The numerator can also be estimated without gradient computations, since

$$ \langle \nabla f(\theta_t - \alpha_t \omega_t), \omega_t \rangle \approx \frac{f(\theta_t + \alpha_t \omega_t) - f(\theta_t - \alpha_t \omega_t)}{2 \alpha_t}. $$

ML context

In the context of machine learning, there is (at least in principle) a single loss function to be minimized. Typically, a distinct proxy loss function is used in each gradient descent iteration, since the training batch data changes with each iteration.

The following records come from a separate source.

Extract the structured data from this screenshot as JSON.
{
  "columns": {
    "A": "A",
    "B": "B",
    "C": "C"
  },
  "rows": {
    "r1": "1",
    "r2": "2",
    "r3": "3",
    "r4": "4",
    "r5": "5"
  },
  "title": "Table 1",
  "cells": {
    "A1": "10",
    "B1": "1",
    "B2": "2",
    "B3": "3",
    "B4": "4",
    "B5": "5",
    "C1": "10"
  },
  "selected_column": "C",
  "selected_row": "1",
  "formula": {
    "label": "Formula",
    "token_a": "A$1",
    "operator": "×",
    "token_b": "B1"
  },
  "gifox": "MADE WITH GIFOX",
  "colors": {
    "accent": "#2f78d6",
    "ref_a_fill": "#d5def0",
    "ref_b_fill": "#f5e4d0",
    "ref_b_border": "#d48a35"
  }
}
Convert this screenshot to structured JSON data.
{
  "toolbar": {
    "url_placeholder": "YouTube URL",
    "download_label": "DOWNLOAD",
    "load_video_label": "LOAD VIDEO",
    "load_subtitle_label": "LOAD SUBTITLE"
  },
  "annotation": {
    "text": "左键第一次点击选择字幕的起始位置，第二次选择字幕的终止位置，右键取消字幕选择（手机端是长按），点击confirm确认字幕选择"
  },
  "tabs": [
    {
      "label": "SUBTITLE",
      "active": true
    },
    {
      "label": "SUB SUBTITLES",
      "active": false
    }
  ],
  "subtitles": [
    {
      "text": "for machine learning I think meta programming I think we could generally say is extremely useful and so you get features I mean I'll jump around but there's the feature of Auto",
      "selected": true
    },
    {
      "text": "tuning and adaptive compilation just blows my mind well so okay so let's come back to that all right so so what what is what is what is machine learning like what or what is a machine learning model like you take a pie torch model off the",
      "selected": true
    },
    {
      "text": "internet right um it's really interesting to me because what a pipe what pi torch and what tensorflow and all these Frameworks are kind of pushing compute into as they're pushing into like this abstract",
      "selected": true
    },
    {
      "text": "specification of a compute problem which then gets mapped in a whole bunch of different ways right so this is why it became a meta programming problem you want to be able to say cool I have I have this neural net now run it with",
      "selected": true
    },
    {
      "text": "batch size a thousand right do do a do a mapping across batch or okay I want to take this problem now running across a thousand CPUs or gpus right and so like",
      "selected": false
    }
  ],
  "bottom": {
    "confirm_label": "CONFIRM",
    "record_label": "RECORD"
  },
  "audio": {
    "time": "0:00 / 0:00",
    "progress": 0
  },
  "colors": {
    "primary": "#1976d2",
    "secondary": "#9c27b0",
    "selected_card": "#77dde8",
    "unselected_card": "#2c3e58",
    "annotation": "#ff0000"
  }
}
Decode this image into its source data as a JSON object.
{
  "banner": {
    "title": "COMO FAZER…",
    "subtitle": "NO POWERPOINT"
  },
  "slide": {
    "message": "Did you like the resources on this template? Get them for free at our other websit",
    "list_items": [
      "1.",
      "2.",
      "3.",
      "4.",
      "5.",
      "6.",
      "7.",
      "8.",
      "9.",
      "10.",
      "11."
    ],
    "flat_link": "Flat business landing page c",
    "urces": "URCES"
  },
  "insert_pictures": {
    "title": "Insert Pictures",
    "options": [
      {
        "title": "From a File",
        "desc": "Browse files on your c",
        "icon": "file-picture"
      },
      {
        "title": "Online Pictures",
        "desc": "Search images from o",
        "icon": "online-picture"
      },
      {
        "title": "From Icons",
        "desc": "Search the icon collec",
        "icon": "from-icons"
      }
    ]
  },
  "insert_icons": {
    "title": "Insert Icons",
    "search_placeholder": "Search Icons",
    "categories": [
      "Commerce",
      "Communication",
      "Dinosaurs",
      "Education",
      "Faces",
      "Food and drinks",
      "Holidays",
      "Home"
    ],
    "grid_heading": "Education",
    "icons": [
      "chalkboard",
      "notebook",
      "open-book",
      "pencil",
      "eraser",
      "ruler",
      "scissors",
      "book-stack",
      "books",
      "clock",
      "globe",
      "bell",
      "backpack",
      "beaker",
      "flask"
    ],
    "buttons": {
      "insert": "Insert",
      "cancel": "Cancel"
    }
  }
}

To account for this, we can rewrite the Newton-like iterations as

$$ \colorbox{lesserbox} { $ \left\{ \begin{align*} \theta_{t+1} &\leftarrow \theta_t - \alpha_t \omega_t \\ \alpha_{t+1} &\leftarrow \alpha_t + \frac{ \langle \nabla L_t(\theta_t - \alpha_t \omega_t), \omega_t \rangle }{ \omega_t^T H(L_t)(\theta_t - \alpha_t \omega_t) \omega_t }. \end{align*} \right. $ } $$

where \(L_t\) is the proxy loss function at iteration \(t\) and \(\omega_t = \omega(\theta_t, \nabla L_t(\theta_t))\).

For example, the \(\alpha\) iteration using the Retsinas et al. approximation is

$$ \left\{ \begin{align*} \alpha_{t+1} \leftarrow \alpha_t + \frac{ \alpha_t \langle \nabla L_t(\theta_t - \alpha_t \omega_t), \omega_t \rangle }{ \langle \nabla L_t(\theta_t) - \nabla L_t(\theta_t - \alpha_t \omega_t), \omega_t \rangle) }. \end{align*} \right. $$

Implementation

To prevent \(\alpha\) from vanishing or growing without bound, we can clamp it in addition to making it adapt slowly.

References

  1. G. Retsinas, G. Sfikas, P. Filntisis and P. Maragos, “Newton-Based Trainable Learning Rate,” ICASSP 2023
  2. G. Retsinas, G. Sfikas, P. Filntisis and P. Maragos, “Trainable Learning Rate”, 2022, retracted.